William Dyas Garnett – Drawings

Rock Creek Helzer Gallery

November and December 2003

Although I have found extensive outlets for much of my work in murals, theater and teaching, I have always maintained drawing as the root and strength of these endeavors. I have a great respect for drawing, which to me is where the search, stumble and love of the artist, shines the “loudest”. The graphic language of drawing remains a lifeline to the many excursions of painting.

Also important to me has been the overwhelming chronicles of art available in our time. I do not see this graphic past as “new and unproved” progress, but rather as a living and growing language that each person and period may speak, reconstruct and infuse to expel the perceived chaos of their time. I continually copy (paraphrase) other artists in order to dissect arts history with my hand, not my head.

Two of the strongest influences on my work has been the reconstructability of cubism and the contrapuntal “fugue-like” character of Baroque.

My method of arriving at a finished work is to start from many factual studies with the intention of discovering the living geometry buried in the “flesh” of the subject. I have found that the abstract shape has more reality than literal representation; behind every physical phenomenon lies a structural truth that goes on beyond the individual to the universal. Now begins the reorganizing of the elements into the painting in order to establish the idea and multiply the possibilities. The painting is kept open and fluid by starting with water-based casein as a means of quick and major changes. A time arrives when it is essential to continue in oil.

Each of us in his own way, may hope to draw forth our unique realities; I would hope the language to do so may be kept alive for the job at hand.

Mural painting

As the snail lives in his spiral world, the bee in its hexagonal shafts, so man is generally born, lives and dies in a cubical of space. The verticals and horizontals of this cube represent his need for logical order.

It is given to mural painters to work in and with this world of geometric complexes. A well designed mural should answer these spatial rooms and walls with a corresponding illusory painted space. If it is to be a mural, not just a painting on a wall, it needs to accept this subservient position to architecture.

A mural that works with the architecture accepts in its makeup ingredients that could be called abstract – its horizontals, verticals, and diagonals will work with the existing wall movements. A strong mural will echo the mathematical relationships that underlie all architecture. But the painting on the wall needs to relay much more than “art solutions” to the onlooker. It is also a collection of images in which a community may share a common idea and heritage. For its intended public, art-may be a side interest while a major theme, social, religious or historical, is digested. The muralist must fulfill this very real need for familiar images in order to bring into focus and reveal the esthetics. This requires a “story telling” style for the artist who adopts so public an art form.
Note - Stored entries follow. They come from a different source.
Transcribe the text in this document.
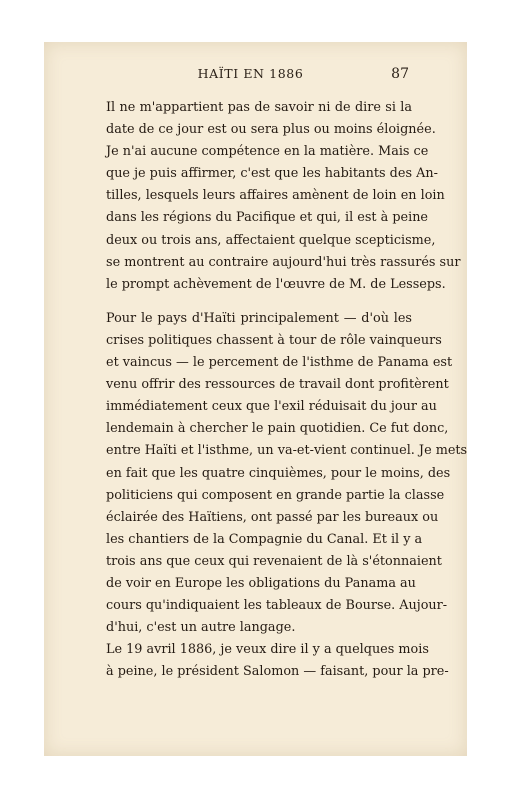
HAÏTI EN 1886	87
Il ne m'appartient pas de savoir ni de dire si la
date de ce jour est ou sera plus ou moins éloignée.
Je n'ai aucune compétence en la matière. Mais ce
que je puis affirmer, c'est que les habitants des An-
tilles, lesquels leurs affaires amènent de loin en loin
dans les régions du Pacifique et qui, il est à peine
deux ou trois ans, affectaient quelque scepticisme,
se montrent au contraire aujourd'hui très rassurés sur
le prompt achèvement de l'œuvre de M. de Lesseps.
Pour le pays d'Haïti principalement — d'où les
crises politiques chassent à tour de rôle vainqueurs
et vaincus — le percement de l'isthme de Panama est
venu offrir des ressources de travail dont profitèrent
immédiatement ceux que l'exil réduisait du jour au
lendemain à chercher le pain quotidien. Ce fut donc,
entre Haïti et l'isthme, un va-et-vient continuel. Je mets
en fait que les quatre cinquièmes, pour le moins, des
politiciens qui composent en grande partie la classe
éclairée des Haïtiens, ont passé par les bureaux ou
les chantiers de la Compagnie du Canal. Et il y a
trois ans que ceux qui revenaient de là s'étonnaient
de voir en Europe les obligations du Panama au
cours qu'indiquaient les tableaux de Bourse. Aujour-
d'hui, c'est un autre langage.
Le 19 avril 1886, je veux dire il y a quelques mois
à peine, le président Salomon — faisant, pour la pre-
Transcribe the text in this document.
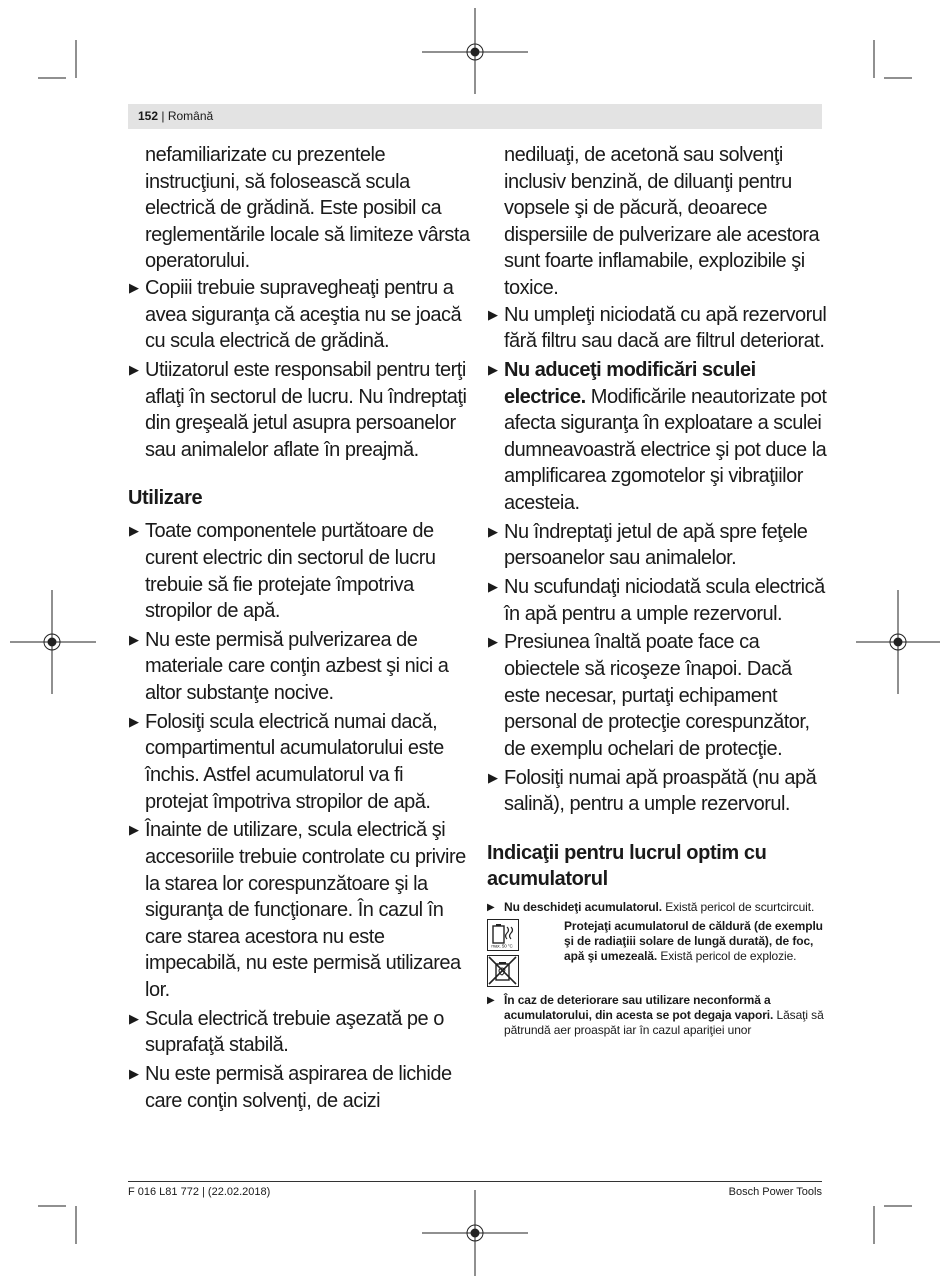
152 | Română

nefamiliarizate cu prezentele instrucţiuni, să folosească scula electrică de grădină. Este posibil ca reglementările locale să limiteze vârsta operatorului.

▶ Copiii trebuie supravegheaţi pentru a avea siguranţa că aceştia nu se joacă cu scula electrică de grădină.
▶ Utiizatorul este responsabil pentru terţi aflaţi în sectorul de lucru. Nu îndreptaţi din greşeală jetul asupra persoanelor sau animalelor aflate în preajmă.
Utilizare
▶ Toate componentele purtătoare de curent electric din sectorul de lucru trebuie să fie protejate împotriva stropilor de apă.
▶ Nu este permisă pulverizarea de materiale care conţin azbest şi nici a altor substanţe nocive.
▶ Folosiţi scula electrică numai dacă, compartimentul acumulatorului este închis. Astfel acumulatorul va fi protejat împotriva stropilor de apă.
▶ Înainte de utilizare, scula electrică şi accesoriile trebuie controlate cu privire la starea lor corespunzătoare şi la siguranţa de funcţionare. În cazul în care starea acestora nu este impecabilă, nu este permisă utilizarea lor.
▶ Scula electrică trebuie aşezată pe o suprafaţă stabilă.
▶ Nu este permisă aspirarea de lichide care conţin solvenţi, de acizi

nediluaţi, de acetonă sau solvenţi inclusiv benzină, de diluanţi pentru vopsele şi de păcură, deoarece dispersiile de pulverizare ale acestora sunt foarte inflamabile, explozibile şi toxice.

▶ Nu umpleţi niciodată cu apă rezervorul fără filtru sau dacă are filtrul deteriorat.
▶ Nu aduceţi modificări sculei electrice. Modificările neautorizate pot afecta siguranţa în exploatare a sculei dumneavoastră electrice şi pot duce la amplificarea zgomotelor şi vibraţiilor acesteia.
▶ Nu îndreptaţi jetul de apă spre feţele persoanelor sau animalelor.
▶ Nu scufundaţi niciodată scula electrică în apă pentru a umple rezervorul.
▶ Presiunea înaltă poate face ca obiectele să ricoşeze înapoi. Dacă este necesar, purtaţi echipament personal de protecţie corespunzător, de exemplu ochelari de protecţie.
▶ Folosiţi numai apă proaspătă (nu apă salină), pentru a umple rezervorul.
Indicaţii pentru lucrul optim cu acumulatorul
▶ Nu deschideţi acumulatorul. Există pericol de scurtcircuit.
max. 50 °C
Protejaţi acumulatorul de căldură (de exemplu şi de radiaţiii solare de lungă durată), de foc, apă şi umezeală. Există pericol de explozie.
▶ În caz de deteriorare sau utilizare neconformă a acumulatorului, din acesta se pot degaja vapori. Lăsaţi să pătrundă aer proaspăt iar în cazul apariţiei unor
F 016 L81 772 | (22.02.2018)	Bosch Power Tools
Governed as he is by architecture, the mural painter cannot capture nature as casually or as convincingly as the easel painter. Neither can he forego nature as the abstractionist. He must find a comfortable balance between these two rather contradictory poles.

It is these principles that contribute to the ongoing tradition of good mural painting; the tradition of heroic characters and themes weighted with human significance, so suited to the sheer size and public function of walls.